D’autres points restent en suspens. Si le « maintien des mesures renforcées d’aération » est prévu dans le protocole sanitaire, ces outils sont aujourd’hui simplement « recommandés ». Médecins et enseignants ont donné l’alerte à ce sujet dans la tribune du 19 août : « La recommandation d’équiper les établissements de détecteurs de CO2 ne peut suffire : cela doit être la règle. » Jean-Michel Blanquer assure vouloir les « généraliser », y compris en aidant les collectivités qui souhaitent s’équiper rapidement.
« L’Etat doit accompagner les communes »
Le sujet est source de tensions depuis plusieurs mois. « Les communes ne sont pas en capacité de financer ces appareillages pour l’ensemble de leurs classes, affirme Delphine Labails, maire socialiste de Périgueux et responsable des questions scolaires à l’Association des maires de France.

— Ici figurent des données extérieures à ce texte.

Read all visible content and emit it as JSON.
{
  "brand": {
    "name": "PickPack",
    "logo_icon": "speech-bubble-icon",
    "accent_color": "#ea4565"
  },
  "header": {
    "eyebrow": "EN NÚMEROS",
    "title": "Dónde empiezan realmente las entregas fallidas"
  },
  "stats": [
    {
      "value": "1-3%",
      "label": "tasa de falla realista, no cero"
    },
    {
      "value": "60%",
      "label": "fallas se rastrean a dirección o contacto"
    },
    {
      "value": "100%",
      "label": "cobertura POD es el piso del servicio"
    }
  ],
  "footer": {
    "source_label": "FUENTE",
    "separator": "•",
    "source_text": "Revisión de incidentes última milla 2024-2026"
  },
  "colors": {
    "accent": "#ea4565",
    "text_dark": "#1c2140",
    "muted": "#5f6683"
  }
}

L’Etat doit nous accompagner. Nous avons déjà fait cette demande en mars, sans succès. » Certaines municipalités n’attendent pas une éventuelle obligation. A Cannes (Alpes-Maritimes), le maire (Les Républicains) David Lisnard a, par exemple, annoncé début août vouloir équiper les 230 classes de sa commune en capteurs de CO2 et purificateurs d’air.
Reste enfin la question des tests, dont le ministre assure qu’ils seront de nouveau déployés à la rentrée, à hauteur de 600 000 par semaine. Ils sont peu pratiqués par les adolescents, invités à s’auto-tester au lycée – on rapportait des taux d’acceptation de 20 % au printemps. « Il faut être raisonnables sur les volumes, s’inquiète Bruno Bobkiewicz, secrétaire national du Snpden-UNSA et proviseur à Vincennes (Val-de-Marne). J’ai des tests de l’année dernière plein mes armoires. »
Les familles des enfants plus jeunes n’étaient, quant à elles, que 70 % à approuver les tests salivaires au printemps, et les directeurs d’école ont maintes fois rappelé les lenteurs de leur déploiement. Les tests arrivaient souvent plusieurs jours – voire jamais – après la détection de cas de Covid-19 dans une école. Selon le JDD, le conseil scientifique aurait alerté le gouvernement sur l’importance des tests à l’école – qui peuvent permettre, aussi, de n’isoler que les enfants infectés.